Pubblicato da Redazione
il 27/07/2023
Tra "downburst" e "supercelle", gli eventi atmosferici di queste settimane stanno cambiando anche il nostro vocabolario quotidiano. Ma c'è solo un nome per definire quello a cui stiamo assistendo: crisi climatica.
Una crisi globale, che non risparmia nessuno, dalla ricca Europa al Nord Africa, dalla Siria all'India. Una crisi che da noi incontra l'inefficacia di una classe politica impreparata, che si affanna a mettere in campo soluzioni di emergenza e improvvisate, come il Dl del governo Meloni per fronteggiare l’emergenza caldo, approvato il 26 luglio scorso.
Mentre pochi giorni fa black out e crisi idrica mettevano in ginocchio Catania e l'aeroporto di Palermo e Cinisi andavano a fuoco, la provincia milanese e il Nord est sono stati colpiti da venti fortissimi seguiti da piogge dagli effetti distruttivi (downburst) e da piccoli cicloni (supercelle). E' l'impatto dell'aumento delle temperature globali e chi si ostina a chiamarlo "maltempo" non ha ancora afferrato la gravità di ciò che sta accadendo. Anche perché l'Italia rischia di avere incontri ravvicinati di questo tipo ancora per molto tempo, in quanto "hotspot climatico", cioè uno dei tanti "punti caldi" nel mondo, che si sta surriscaldando più rapidamente di altri.
La prova è negli eventi estremi che hanno toccato la nostra penisola negli ultimi vent'anni. Secondo il Centro Euro-Mediterraneo sui cambiamenti climatici (Cmcc), in questo lasso di tempo, la probabilità del rischio da eventi estremi in Italia è aumentata del 9%. Siamo passati dai 114 eventi del 2002 ai 492 del 2012 fino agli oltre 3000 dello scorso anno. E come predice il Cmcc, i danni, oltre ad essere ambientali, riguarderanno le attività economiche, in primis l'agricoltura, le infrastrutture e il settore turistico, che andrebbero dunque ripensate completamente.
La prova è in quello che abbiamo visto in Emilia-Romagna con l'alluvione di maggio, che ha raso a zero interi paesi e coltivazioni agricole. Ed è in quello che abbiamo visto, pochi giorni fa, a Montalto di Castro, nel viterbese, in un campo di angurie, dove il tunisino Naceur Messauodi è morto, forse colto da un malore improvviso legato al forte caldo o a Sabaudia, nell'Agro pontino, dove è stato ritrovato morto nel suo alloggio Singh Rupinder, cittadino indiano, dopo aver lavorato 9 ore in un campo a raccogliere melanzane.
Episodi apparentemente lontani che ci parlano di un sistema insostenibile, che a queste condizioni rende impossibile la vita e il lavoro.

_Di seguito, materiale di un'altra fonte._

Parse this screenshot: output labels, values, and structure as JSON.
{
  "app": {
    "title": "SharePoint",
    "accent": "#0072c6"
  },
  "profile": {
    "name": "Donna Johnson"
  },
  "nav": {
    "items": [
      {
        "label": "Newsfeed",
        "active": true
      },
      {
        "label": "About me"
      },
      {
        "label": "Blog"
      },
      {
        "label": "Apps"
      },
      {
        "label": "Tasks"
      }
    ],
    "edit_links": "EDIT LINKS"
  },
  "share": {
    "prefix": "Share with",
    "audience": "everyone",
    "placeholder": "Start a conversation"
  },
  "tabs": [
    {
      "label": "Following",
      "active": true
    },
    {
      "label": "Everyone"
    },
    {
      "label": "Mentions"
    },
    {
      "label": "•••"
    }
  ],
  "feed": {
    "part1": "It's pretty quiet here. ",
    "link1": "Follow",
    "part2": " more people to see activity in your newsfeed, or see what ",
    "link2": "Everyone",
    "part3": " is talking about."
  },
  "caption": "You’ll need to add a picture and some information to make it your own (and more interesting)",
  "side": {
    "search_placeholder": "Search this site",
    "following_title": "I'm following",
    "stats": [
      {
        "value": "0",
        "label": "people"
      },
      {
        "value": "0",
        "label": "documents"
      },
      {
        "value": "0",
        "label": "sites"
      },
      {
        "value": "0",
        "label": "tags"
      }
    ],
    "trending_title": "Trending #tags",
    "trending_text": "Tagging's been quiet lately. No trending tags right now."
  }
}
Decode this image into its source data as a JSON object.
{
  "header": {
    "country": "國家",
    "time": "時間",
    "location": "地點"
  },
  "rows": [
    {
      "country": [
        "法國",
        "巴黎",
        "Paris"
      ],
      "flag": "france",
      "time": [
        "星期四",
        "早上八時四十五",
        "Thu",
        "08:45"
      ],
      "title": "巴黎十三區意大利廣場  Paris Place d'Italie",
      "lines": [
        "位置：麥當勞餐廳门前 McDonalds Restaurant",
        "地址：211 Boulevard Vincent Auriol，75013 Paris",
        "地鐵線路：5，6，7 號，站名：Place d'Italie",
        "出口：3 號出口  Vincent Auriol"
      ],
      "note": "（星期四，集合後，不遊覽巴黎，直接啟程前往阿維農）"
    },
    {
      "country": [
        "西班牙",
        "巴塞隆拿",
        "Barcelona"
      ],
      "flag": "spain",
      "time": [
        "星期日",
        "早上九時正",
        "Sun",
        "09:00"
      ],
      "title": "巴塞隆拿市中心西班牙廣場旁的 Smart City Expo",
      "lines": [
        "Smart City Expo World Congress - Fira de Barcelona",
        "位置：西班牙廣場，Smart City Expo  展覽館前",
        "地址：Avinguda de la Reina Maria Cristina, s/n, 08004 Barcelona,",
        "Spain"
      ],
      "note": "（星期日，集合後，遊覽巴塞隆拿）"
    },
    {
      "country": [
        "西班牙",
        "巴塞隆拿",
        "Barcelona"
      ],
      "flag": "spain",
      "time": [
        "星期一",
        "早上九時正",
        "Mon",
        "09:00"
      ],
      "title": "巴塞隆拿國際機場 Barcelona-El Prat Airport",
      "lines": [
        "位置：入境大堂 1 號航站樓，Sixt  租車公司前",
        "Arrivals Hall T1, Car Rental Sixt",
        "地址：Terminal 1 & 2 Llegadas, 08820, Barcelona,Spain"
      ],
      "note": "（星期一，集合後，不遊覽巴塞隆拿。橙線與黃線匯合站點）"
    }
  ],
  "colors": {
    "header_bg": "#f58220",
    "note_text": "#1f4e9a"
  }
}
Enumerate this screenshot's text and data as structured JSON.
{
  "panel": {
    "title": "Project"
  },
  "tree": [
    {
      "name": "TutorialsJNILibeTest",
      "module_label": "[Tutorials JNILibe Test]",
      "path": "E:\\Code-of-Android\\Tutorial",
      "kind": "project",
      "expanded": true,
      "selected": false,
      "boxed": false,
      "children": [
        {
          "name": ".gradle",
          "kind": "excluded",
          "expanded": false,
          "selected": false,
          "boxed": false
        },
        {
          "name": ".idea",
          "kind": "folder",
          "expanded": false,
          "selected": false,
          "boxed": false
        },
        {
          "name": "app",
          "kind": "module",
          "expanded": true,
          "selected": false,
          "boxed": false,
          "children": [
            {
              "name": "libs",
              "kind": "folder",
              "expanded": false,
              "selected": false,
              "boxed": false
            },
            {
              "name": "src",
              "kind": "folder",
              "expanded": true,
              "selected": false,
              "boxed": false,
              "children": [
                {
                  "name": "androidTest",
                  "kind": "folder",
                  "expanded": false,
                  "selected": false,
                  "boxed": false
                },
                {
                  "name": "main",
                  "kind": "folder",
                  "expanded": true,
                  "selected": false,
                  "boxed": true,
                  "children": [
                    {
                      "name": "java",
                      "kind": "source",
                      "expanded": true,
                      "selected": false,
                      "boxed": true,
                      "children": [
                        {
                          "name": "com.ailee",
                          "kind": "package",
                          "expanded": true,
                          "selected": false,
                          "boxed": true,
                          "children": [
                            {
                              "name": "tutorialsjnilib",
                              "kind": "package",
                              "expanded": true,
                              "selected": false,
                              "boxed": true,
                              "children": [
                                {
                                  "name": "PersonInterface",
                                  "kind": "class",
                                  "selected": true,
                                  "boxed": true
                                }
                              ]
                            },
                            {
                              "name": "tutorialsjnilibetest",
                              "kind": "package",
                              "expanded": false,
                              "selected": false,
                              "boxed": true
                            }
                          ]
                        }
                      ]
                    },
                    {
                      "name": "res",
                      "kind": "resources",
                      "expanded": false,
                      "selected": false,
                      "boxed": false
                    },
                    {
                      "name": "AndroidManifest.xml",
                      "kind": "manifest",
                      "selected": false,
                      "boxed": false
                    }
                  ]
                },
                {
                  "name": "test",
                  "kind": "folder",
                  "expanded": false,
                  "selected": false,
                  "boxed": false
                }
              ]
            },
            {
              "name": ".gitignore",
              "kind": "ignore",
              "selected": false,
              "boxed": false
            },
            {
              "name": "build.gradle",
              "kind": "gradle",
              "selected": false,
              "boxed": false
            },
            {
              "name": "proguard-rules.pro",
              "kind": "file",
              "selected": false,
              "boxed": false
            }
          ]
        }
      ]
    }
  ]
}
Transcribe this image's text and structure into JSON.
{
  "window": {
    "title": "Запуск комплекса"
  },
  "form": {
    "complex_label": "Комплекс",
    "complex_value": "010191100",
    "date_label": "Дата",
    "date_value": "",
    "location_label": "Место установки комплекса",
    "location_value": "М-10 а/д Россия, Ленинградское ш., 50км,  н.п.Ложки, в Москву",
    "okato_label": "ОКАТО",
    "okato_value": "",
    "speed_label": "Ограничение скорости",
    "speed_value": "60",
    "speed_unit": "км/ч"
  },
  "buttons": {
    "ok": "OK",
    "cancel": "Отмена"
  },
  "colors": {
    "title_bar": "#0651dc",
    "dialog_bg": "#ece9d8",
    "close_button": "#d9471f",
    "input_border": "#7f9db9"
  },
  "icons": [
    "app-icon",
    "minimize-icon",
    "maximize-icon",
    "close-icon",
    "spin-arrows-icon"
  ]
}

Un sistema che l'attuale governo pensa di aggredire con provvedimenti spot, con un Decreto che estende la possibilità di accedere alla cassa integrazione per i lavoratori dell'edilizia e dell'agricoltura, i settori con più vittime per il caldo. Eppure i lavoratori contemplati nel decreto sono solo quelli che hanno un contratto a tempo indeterminato, mentre gli stagionali, gli agricoli, i lavoratori con contratto a tempo determinato, cioè le colonne del comparto dovranno continuare a lavorare come se niente fosse. Due volte vittime insomma: dello sfruttamento e della crisi climatica.
E' quello che vi raccontiamo ogni giorno, attraverso il lavoro che facciamo sulle filiere del cibo. Perché questa crisi climatica ci dice tanto dell'approccio che abbiamo avuto e ancora abbiamo nei confronti degli ecosistemi e quindi del modello produttivo che abbiamo imposto, un modello fallimentare. Un modello basato sull'estrattivismo imperituro. Il tutto mentre il nostro ministro dell'Ambiente Pichetto Fratin mette in dubbio pubblicamente l'impronta antropica di questi fenomeni.
E a farne le spese ci siamo noi. Chi lavora nei campi nelle ore più calde appunto, chi si mette in viaggio da luoghi ormai inabitabili della Terra, chi vive ai margini. Una massa in(de)finita di persone che subisce decisioni prese da altri.
Ma è giunto il tempo di riprendere la parola!
E' tempo di ripensare il nostro pianeta.
Un pianeta più giusto e più vivibile!